Who took the risks? You did. Who holds the capital purse, without risk or work? The bank does.
[i] Why not high school? Everybody’s expectation nowadays is a college degree. Still, a mountain of predatory education debt is no asset, and no necessary preparation for a minimum wage job in retail. Many kids would be far better off trying to get placement in a skilled trade, working their way up from apprentice to master (skilled trades are going begging, you get paid while you work, you accrue no debt, you should be licensed in four years, by that time you are already miles ahead of the college grad and twice as employable). Other kids would benefit more by going in the military. Still others could seek employment in a company that offers on-the-job scholarships for ongoing education. A college education is by no means necessary, or even a career advantage. American cannot be rebuilt on the premise of necessary college education. College education fits some kids; others it does not suit at all.
[ii] Inflation has increased the cost of cars, but not their sizes or capacities. No worries, you only have two kids, so the compact still works. You’re not quite a soccer dad/mom yet.

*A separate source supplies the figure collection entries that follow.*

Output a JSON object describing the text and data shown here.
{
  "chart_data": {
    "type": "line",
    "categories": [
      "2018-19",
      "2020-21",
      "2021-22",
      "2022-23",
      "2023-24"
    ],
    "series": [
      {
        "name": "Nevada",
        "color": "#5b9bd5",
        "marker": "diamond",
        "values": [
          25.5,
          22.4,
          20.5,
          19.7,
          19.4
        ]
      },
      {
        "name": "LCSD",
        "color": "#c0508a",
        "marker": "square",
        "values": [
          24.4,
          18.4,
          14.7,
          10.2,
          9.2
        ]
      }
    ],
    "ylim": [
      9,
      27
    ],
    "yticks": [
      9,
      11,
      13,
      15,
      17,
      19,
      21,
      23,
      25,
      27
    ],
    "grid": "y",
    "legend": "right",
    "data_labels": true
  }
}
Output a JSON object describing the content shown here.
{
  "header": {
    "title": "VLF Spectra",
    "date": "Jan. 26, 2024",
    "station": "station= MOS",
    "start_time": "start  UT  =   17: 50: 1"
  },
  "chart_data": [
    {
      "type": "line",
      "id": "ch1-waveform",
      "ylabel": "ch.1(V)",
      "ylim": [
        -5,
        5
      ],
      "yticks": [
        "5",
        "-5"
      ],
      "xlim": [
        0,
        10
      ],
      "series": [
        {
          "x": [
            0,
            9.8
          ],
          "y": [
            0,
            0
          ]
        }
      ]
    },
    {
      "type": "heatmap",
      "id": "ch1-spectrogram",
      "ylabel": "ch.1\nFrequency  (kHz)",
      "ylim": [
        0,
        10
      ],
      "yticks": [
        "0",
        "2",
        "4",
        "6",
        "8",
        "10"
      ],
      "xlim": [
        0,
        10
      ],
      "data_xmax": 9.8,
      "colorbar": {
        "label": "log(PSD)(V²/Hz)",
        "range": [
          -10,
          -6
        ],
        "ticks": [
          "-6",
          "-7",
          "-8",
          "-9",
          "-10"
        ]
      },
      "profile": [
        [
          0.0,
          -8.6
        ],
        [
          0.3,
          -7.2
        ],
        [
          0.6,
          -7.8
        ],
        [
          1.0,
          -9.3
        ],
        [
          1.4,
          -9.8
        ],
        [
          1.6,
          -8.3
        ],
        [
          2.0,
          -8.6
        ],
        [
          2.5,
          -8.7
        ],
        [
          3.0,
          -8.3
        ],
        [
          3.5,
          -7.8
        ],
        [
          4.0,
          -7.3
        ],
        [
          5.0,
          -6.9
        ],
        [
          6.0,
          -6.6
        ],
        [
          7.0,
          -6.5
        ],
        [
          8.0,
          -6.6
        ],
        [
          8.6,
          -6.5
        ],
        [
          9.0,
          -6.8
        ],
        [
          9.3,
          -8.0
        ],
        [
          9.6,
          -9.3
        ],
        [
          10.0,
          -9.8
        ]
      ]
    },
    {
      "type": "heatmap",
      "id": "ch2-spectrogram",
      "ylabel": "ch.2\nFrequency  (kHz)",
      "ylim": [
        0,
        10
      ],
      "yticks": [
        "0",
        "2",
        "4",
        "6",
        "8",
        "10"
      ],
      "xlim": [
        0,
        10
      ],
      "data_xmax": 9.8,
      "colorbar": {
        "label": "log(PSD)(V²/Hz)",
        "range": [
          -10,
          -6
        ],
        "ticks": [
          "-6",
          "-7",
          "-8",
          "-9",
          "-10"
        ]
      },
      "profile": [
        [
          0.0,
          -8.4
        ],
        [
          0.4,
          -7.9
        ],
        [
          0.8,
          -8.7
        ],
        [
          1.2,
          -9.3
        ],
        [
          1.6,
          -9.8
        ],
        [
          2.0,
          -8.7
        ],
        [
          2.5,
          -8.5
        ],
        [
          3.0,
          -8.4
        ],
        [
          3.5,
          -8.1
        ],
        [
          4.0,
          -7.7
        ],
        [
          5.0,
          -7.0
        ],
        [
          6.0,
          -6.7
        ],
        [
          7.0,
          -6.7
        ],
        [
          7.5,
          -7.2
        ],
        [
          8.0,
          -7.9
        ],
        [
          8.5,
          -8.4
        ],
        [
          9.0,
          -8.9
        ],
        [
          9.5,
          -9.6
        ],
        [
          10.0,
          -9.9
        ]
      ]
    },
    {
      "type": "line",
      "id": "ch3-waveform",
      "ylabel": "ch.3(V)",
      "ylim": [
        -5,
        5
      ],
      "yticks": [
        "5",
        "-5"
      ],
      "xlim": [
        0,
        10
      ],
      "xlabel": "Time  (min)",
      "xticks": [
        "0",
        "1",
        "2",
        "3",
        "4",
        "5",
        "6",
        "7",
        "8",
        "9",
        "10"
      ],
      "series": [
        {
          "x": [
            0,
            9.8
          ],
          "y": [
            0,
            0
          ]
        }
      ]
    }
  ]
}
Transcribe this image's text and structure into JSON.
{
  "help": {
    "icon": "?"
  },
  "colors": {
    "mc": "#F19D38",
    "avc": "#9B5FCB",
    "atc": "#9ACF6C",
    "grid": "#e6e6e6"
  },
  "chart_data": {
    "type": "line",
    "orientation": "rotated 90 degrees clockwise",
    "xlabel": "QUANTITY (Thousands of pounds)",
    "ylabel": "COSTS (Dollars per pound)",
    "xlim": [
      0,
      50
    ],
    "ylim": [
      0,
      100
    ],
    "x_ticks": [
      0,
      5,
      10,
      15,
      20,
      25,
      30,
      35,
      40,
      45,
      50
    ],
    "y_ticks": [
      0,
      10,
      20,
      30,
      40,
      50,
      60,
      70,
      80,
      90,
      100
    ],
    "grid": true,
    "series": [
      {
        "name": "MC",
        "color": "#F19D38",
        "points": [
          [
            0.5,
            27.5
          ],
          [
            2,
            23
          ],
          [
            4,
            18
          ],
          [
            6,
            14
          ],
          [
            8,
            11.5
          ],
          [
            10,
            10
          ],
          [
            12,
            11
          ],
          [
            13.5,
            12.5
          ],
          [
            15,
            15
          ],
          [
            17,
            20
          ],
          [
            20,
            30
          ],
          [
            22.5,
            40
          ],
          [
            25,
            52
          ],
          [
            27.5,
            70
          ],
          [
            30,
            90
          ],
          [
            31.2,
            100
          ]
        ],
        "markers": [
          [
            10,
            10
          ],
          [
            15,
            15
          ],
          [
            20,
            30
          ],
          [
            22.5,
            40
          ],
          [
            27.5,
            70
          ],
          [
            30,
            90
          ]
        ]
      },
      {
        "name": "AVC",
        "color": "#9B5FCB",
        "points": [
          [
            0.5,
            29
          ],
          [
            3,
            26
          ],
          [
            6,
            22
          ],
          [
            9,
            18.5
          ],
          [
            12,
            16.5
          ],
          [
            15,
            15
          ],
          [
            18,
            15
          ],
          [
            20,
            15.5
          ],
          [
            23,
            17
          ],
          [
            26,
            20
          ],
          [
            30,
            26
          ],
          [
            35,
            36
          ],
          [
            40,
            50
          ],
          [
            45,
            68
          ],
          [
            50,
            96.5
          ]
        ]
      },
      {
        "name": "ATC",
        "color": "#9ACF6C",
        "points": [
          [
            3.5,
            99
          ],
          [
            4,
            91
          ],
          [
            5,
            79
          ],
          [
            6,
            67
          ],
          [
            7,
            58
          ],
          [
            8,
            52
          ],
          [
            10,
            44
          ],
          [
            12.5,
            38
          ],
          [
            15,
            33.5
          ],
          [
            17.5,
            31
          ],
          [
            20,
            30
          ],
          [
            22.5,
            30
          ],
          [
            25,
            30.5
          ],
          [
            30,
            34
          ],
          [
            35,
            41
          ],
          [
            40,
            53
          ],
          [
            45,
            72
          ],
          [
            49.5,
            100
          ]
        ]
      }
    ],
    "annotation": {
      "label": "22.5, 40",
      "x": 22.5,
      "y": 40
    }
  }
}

[iii] Notice that the bank does no work and takes no real risk in this investment. If you think that escape by default is possible; you will learn a very painful lesson, when you discover who wins in court.
[iv] Insider trading is not illegal for members of Congress.
[v] Churning can still be accomplished legally if you have enough money to seize and freeze a commodity market, driving the cost up; then releasing it, driving the cost back down: as when the Koch brothers attempted to corner the silver market around 1980. Money is made on the bull, and shorting makes money on the bear. The cycle is simply repeated endlessly.
Churning can also be accomplished by forcing overproduction, driving costs down; followed by the crash of failed producers, driving costs back up again: as with the recent glut taking gas to around $1 per gallon, and now back up above $2 per gallon. Somebody made a lot of money at public expense, by convincing us that we had to compete with foreign oil imports. This particular churn put many dependent small businesses out of business. When the price of oil dropped, many people lost income, thus destroying the customer base for many dependent small businesses. Is this capitalism, or is this fraud?